Professionnels plus ou moins optimistes
Si Valentin Cogels et Eric Verlinden restent confiants pour la suite – le premier s’attend à voir le trafic sur Immoweb reprendre à 90% d’ici une à deux semaines et le second estime qu’en cas de confinement limité, les conséquences économiques le seront également – ce n’est pas le cas de l’économiste d’ING spécialisé en immobilier Julien Manceaux, qui s’inquiète de "l’ampleur du choc économique. Bien qu’on s’attendait déjà à une baisse de l’activité en 2020 suite à la suppression du woonbonus en Flandre, désormais tous ceux qui avaient l’intention d’acheter ou de vendre, même s’ils ne vont pas tout stopper, vont se donner le temps d’attendre, puisqu’il y aura beaucoup d’incertitudes au moment de la reprise et que, de toute manière, les taux d’intérêt ne risquent certainement pas de remonter. Il n’y aura donc pas une explosion de biens mis en vente ou d’acquéreurs à l’affût d’une habitation".
"Les taux d’intérêt ne risquent pas de remonter."

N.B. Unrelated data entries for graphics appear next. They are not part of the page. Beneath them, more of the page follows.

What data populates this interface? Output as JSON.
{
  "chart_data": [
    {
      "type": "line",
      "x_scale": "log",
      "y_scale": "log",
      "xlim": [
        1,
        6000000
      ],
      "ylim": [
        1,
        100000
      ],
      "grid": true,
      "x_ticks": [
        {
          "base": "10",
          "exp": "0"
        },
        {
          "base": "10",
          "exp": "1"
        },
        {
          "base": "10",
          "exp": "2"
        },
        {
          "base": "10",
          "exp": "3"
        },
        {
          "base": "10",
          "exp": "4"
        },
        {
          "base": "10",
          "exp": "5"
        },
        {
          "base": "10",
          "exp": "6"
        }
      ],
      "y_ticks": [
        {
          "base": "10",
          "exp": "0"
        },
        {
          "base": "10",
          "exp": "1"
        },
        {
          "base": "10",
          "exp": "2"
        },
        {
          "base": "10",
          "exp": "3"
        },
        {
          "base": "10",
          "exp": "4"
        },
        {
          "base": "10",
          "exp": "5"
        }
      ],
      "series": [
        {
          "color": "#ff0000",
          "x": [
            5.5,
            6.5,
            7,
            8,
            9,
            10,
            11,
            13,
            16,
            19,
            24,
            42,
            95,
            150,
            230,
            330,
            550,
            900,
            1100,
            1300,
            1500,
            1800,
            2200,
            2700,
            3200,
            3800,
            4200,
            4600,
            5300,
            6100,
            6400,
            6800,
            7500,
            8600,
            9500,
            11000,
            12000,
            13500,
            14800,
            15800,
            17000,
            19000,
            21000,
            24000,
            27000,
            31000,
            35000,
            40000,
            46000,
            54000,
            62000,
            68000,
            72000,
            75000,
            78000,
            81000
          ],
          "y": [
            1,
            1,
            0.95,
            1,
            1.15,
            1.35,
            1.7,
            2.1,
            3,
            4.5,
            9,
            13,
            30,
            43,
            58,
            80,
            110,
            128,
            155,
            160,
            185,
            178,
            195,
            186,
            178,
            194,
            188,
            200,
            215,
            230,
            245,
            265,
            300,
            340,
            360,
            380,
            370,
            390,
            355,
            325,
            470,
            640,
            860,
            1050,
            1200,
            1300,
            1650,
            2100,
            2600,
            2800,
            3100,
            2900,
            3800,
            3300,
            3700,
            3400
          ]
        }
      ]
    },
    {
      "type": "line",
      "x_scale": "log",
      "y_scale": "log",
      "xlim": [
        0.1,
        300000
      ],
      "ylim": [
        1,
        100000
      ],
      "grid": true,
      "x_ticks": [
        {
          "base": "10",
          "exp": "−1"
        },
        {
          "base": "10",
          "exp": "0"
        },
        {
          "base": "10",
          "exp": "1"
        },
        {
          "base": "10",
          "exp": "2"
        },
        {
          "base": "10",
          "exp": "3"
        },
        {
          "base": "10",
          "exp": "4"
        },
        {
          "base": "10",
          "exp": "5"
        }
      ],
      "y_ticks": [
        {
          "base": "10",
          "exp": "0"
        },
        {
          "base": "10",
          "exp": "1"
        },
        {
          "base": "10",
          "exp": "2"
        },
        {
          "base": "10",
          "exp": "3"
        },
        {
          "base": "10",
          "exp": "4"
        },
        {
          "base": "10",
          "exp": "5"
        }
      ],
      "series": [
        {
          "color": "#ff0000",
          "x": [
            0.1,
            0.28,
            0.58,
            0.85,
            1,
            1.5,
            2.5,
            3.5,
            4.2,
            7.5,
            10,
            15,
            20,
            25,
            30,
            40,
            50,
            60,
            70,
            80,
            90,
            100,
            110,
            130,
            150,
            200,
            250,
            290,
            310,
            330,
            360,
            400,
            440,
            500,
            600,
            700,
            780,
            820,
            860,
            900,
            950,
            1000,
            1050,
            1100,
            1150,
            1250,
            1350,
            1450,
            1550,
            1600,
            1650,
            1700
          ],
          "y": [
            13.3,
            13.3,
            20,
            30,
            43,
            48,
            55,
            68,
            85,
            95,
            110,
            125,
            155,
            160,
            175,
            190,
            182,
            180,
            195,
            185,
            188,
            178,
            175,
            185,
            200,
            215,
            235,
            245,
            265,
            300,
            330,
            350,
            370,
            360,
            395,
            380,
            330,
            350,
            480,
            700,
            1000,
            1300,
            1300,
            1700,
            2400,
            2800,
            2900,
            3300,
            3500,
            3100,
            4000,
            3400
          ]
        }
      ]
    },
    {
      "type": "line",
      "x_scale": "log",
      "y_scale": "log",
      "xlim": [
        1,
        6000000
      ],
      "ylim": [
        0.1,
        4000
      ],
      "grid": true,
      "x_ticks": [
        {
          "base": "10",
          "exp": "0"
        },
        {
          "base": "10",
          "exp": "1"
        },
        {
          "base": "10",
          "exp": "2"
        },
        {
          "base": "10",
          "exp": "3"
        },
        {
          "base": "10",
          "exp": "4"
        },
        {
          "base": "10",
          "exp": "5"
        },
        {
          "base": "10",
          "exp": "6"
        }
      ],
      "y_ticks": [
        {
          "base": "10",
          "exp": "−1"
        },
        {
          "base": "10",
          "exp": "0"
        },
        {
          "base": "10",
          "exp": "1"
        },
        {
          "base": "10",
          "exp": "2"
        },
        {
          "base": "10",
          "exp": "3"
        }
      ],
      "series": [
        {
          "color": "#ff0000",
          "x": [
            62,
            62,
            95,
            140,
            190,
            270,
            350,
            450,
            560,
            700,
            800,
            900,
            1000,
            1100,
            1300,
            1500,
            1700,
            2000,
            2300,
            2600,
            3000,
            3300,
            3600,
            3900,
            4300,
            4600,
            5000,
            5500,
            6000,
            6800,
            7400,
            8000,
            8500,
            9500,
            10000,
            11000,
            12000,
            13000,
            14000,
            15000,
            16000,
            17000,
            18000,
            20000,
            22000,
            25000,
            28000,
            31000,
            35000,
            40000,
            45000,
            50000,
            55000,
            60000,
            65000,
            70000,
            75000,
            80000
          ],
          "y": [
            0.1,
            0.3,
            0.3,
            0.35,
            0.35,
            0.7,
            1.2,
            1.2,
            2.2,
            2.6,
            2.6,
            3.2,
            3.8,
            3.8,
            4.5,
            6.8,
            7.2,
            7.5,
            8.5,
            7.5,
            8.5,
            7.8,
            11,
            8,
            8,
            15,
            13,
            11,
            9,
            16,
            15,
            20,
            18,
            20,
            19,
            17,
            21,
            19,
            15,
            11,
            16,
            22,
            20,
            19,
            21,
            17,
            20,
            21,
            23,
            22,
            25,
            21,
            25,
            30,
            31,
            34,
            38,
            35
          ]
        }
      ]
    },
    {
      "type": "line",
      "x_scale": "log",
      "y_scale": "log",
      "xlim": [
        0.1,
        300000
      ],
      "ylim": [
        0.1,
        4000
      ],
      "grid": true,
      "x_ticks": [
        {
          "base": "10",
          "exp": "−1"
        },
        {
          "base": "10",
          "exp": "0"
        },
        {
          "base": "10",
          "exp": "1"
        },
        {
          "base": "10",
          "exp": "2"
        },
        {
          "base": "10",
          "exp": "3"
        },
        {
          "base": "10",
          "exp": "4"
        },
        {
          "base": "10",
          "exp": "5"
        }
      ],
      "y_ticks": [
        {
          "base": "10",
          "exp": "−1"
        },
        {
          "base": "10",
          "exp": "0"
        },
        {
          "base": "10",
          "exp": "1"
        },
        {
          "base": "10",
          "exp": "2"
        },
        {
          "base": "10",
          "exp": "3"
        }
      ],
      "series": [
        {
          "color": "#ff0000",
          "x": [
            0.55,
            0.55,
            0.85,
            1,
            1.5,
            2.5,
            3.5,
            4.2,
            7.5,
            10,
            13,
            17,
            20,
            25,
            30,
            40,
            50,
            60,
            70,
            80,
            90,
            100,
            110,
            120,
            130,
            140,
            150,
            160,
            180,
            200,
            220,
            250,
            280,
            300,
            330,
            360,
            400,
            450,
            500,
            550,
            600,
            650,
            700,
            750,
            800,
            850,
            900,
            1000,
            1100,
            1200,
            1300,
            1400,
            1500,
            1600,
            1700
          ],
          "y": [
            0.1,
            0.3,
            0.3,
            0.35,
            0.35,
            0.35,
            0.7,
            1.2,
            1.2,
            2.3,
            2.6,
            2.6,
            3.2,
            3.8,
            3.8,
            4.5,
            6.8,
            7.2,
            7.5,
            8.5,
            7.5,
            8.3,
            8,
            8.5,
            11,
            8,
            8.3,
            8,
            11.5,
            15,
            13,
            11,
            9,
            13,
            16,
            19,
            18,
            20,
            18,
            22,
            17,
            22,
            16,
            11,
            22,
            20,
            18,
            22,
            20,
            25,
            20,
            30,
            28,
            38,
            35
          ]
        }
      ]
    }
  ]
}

Tout dépend toutefois de la durée du confinement, s’accordent à dire les trois acteurs. "Si le confinement se termine début mai, les conséquences seront limitées: les prix n’auront pas chuté, il y aura un afflux de mises en vente et en location, car les gens qui attendent actuellement le feront dès la reprise. Il faut dès lors se tenir prêt au niveau des équipes et anticiper certains dossiers de vente, qui seront prêts à être activés le moment venu", estime le CEO de Trevi, qui ajoute que "si le confinement doit perdurer sur une période de quatre, cinq voire six mois, il y aura une crise économique qui aura des conséquences sur les prix de l’immobilier. La motivation d’acheter est mise en suspens, mais reprendra. Les taux d’intérêt resteront bas, puisqu’il faut faire tourner la machine économique et je pense qu’il y aura certains facilités dans l’octroi de crédits". L’économiste d’ING anticipe, lui, un tassement voire un recul des prix en fin d’année et durant l’année 2021. "Si on n’a pas de rebond de l’activité économique très rapide après la récession, s’il y a des séquelles directes en termes d’emplois, il y aura moins de transactions immobilières et donc une baisse des prix."
Des investisseurs frileux
Le marché immobilier a également, ces dernières années, beaucoup été porté en Belgique par les investisseurs. "Malgré la chute des dernières semaines des marchés boursiers, ils ne se tournent que très peu vers les valeurs refuges, c’est plutôt une course pour le cash qu’on observe actuellement", indique Julien Manceaux, qui doute qu’ils se tournent pour autant vers l’immobilier. "Je ne suis pas très positif au niveau de l’activité. Pourquoi investir dans la brique alors que l’on construit déjà trop et que le chômage risque de partir à la hausse? Les investisseurs vont se poser la question. Pour la fin de l’année et l’année prochaine, il y aura probablement des séquelles", conclut l’économiste.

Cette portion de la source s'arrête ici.